6220 Jefferson, Midland, MI
Designed by Jackson B. Hallett, 1966
The Unitarian Church represents modern architecture with early modern forms derived from the Arts and Crafts design movement. There is a balanced relationship of forms and materials that are reminiscent of the Unity Temple by Frank Lloyd Wright, located in Oak Park, Illinois. Sturdy piers guard the church entrance and support its heavy brow. This brow acts as a fascia and wraps much of the perimeter of the building, unifying the masonry, wood and glass elements that make up its facade. White painted rectilinear form, concrete block create a solid neutral canvas which contrasts to the soft and warm toned wood elements. The horizontal lines of the wood walls and fascia anchor off these heavy, white elements creating a bridge from structure to nature.
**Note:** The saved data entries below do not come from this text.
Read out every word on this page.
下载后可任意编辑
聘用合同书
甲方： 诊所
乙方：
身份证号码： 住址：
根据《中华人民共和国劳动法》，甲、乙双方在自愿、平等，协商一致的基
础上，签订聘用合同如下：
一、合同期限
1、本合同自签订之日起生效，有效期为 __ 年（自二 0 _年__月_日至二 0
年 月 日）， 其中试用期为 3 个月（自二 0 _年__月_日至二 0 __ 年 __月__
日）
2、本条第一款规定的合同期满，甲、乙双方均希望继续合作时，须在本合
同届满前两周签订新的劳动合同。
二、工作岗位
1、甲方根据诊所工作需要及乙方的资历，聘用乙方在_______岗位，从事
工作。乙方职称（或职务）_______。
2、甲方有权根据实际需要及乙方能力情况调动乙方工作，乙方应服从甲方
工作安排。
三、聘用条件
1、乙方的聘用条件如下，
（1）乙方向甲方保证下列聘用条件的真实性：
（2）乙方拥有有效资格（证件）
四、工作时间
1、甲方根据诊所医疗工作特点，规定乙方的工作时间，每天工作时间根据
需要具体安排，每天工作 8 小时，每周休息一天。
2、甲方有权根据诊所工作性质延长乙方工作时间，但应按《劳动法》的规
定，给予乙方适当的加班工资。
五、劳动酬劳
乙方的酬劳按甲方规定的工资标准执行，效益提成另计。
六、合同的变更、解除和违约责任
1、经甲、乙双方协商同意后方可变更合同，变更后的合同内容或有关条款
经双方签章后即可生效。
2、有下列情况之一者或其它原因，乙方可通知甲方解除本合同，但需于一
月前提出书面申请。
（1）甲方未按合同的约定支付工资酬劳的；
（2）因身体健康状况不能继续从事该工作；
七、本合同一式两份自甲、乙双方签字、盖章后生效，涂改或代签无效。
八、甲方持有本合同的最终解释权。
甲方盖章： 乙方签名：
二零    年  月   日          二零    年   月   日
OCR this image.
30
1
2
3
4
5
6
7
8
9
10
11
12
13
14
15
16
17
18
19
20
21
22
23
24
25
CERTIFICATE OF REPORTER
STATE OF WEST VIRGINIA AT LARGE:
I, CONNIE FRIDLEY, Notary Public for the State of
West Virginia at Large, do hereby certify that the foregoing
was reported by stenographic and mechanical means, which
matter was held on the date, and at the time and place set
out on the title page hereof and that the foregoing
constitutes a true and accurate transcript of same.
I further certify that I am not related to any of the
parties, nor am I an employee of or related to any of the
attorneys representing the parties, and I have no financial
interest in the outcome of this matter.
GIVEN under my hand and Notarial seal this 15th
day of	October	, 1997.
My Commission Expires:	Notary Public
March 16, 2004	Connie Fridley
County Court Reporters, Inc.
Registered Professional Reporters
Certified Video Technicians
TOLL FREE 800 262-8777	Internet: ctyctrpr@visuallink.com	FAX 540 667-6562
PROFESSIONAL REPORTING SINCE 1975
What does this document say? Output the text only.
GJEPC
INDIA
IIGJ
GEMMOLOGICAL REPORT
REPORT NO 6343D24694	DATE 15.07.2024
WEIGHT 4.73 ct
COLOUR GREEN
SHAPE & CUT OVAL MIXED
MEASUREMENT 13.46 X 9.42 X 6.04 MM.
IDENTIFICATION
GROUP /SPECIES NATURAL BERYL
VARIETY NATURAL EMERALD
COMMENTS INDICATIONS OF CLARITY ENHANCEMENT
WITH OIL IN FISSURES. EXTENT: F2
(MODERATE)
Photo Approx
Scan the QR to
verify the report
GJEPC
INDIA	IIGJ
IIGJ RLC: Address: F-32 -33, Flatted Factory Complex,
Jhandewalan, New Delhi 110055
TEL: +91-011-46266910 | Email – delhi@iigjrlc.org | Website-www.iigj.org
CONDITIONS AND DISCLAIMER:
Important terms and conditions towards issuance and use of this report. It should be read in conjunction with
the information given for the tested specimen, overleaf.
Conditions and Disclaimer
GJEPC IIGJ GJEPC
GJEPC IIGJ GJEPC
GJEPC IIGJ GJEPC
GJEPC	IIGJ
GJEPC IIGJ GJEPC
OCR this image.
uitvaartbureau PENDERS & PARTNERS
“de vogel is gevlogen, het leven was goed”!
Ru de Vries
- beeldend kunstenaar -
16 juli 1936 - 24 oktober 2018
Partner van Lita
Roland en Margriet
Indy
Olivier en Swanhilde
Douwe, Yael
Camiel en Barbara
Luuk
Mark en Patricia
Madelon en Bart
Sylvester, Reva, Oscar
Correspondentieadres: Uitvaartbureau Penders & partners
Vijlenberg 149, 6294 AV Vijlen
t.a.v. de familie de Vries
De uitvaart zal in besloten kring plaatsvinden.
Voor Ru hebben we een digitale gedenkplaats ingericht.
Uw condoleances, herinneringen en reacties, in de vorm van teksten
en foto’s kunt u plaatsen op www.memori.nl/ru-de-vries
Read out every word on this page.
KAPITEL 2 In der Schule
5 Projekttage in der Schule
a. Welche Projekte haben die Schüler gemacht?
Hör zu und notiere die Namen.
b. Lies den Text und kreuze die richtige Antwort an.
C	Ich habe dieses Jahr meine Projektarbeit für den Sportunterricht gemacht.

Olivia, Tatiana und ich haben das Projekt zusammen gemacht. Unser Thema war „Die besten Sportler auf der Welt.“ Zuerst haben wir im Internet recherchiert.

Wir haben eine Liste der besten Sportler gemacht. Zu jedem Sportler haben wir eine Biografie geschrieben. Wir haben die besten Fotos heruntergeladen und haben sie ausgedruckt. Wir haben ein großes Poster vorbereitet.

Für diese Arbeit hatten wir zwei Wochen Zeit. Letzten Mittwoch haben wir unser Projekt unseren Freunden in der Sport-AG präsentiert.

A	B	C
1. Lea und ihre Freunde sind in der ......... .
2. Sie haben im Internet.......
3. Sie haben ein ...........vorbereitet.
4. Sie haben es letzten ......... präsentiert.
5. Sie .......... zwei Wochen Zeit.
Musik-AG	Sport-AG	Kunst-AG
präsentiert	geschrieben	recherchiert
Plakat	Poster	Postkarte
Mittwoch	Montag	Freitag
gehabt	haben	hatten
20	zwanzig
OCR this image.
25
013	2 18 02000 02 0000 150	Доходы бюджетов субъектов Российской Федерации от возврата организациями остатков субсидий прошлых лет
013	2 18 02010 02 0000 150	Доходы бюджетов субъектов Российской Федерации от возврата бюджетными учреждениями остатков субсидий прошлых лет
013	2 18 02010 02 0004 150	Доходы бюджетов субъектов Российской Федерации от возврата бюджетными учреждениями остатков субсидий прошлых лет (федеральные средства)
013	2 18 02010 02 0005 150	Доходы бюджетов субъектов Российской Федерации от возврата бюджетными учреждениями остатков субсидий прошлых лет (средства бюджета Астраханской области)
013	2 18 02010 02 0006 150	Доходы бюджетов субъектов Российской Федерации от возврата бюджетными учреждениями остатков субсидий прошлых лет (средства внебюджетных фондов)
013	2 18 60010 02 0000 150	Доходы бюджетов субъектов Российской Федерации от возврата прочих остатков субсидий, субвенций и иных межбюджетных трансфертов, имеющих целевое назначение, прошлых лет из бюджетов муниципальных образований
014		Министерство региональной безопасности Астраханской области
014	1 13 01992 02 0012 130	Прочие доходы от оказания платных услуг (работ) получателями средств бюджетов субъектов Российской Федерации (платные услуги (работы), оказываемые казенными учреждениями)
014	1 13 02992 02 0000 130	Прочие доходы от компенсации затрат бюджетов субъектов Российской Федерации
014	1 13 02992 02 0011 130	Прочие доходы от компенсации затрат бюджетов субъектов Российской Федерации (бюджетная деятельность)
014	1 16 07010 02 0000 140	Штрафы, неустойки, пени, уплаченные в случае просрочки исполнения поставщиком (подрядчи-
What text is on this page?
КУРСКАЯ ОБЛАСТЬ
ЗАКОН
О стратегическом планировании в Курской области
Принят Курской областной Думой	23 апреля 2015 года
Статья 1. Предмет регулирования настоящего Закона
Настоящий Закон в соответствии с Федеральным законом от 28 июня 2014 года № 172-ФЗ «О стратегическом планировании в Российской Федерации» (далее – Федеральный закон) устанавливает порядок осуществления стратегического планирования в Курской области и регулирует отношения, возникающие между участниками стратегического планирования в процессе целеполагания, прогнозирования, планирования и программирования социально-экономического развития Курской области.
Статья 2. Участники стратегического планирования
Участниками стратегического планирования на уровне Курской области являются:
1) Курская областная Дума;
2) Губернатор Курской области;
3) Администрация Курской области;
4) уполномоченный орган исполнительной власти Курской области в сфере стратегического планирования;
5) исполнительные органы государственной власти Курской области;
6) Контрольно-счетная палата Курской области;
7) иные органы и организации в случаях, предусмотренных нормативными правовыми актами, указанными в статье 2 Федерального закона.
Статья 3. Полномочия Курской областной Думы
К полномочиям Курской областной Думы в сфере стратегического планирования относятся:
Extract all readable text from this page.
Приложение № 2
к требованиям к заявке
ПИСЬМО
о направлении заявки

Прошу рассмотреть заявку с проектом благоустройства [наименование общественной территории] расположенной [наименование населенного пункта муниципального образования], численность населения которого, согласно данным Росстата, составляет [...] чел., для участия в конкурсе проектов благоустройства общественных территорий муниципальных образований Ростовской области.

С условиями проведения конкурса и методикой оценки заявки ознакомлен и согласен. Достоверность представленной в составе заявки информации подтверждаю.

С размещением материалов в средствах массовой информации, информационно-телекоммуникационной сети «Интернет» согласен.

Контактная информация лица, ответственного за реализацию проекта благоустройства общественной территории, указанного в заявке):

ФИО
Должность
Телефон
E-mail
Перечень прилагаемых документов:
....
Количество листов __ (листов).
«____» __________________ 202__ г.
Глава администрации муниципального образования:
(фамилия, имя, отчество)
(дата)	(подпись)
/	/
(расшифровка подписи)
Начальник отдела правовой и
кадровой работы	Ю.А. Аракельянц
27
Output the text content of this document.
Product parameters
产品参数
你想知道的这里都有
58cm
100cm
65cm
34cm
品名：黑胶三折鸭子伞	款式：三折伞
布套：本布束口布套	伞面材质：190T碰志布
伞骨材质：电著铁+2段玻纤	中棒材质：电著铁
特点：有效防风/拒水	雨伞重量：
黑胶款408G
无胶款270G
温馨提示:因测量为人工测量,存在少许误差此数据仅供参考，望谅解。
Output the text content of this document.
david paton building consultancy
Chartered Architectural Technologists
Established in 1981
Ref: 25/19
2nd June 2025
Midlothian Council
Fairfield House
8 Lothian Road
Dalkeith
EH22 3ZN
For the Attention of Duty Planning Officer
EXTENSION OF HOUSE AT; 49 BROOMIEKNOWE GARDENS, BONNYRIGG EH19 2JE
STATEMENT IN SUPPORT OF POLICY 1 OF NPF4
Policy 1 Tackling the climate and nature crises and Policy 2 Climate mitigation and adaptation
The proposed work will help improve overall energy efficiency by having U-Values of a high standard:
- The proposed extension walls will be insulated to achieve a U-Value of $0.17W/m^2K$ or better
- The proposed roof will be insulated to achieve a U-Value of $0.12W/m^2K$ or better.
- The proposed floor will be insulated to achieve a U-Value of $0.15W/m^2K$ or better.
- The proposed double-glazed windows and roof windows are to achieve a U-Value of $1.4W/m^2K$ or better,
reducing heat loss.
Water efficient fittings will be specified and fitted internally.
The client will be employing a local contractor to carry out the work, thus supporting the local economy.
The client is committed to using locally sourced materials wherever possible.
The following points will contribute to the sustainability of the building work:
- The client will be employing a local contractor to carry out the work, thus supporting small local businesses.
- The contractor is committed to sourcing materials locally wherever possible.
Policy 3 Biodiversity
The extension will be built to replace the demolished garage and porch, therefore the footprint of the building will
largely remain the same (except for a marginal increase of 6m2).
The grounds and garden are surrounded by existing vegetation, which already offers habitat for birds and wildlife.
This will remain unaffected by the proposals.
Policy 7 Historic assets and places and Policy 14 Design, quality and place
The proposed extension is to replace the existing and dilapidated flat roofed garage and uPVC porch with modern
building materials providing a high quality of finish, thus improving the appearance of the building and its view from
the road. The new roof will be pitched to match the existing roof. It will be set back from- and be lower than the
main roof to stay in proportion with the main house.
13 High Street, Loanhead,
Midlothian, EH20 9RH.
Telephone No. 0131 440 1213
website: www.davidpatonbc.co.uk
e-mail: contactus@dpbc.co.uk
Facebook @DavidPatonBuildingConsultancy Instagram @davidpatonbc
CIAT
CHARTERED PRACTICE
The glass windows have been strategically placed to allow for only limited, strategic outward views, act more as a source to allow natural light in, creating architecture that is more inward facing than outward looking, and allowing for the inward reflection of one’s own self. The worship space is a simple square with a high ceiling, making the space appear to have an almost equal ratio of volume to footprint. Here windows at eye level encourage outward views, connecting nature to the interior. Additional natural light comes from above and behind the worshipers through skylights, which illuminate the high ceilings and architectural detailing of the space.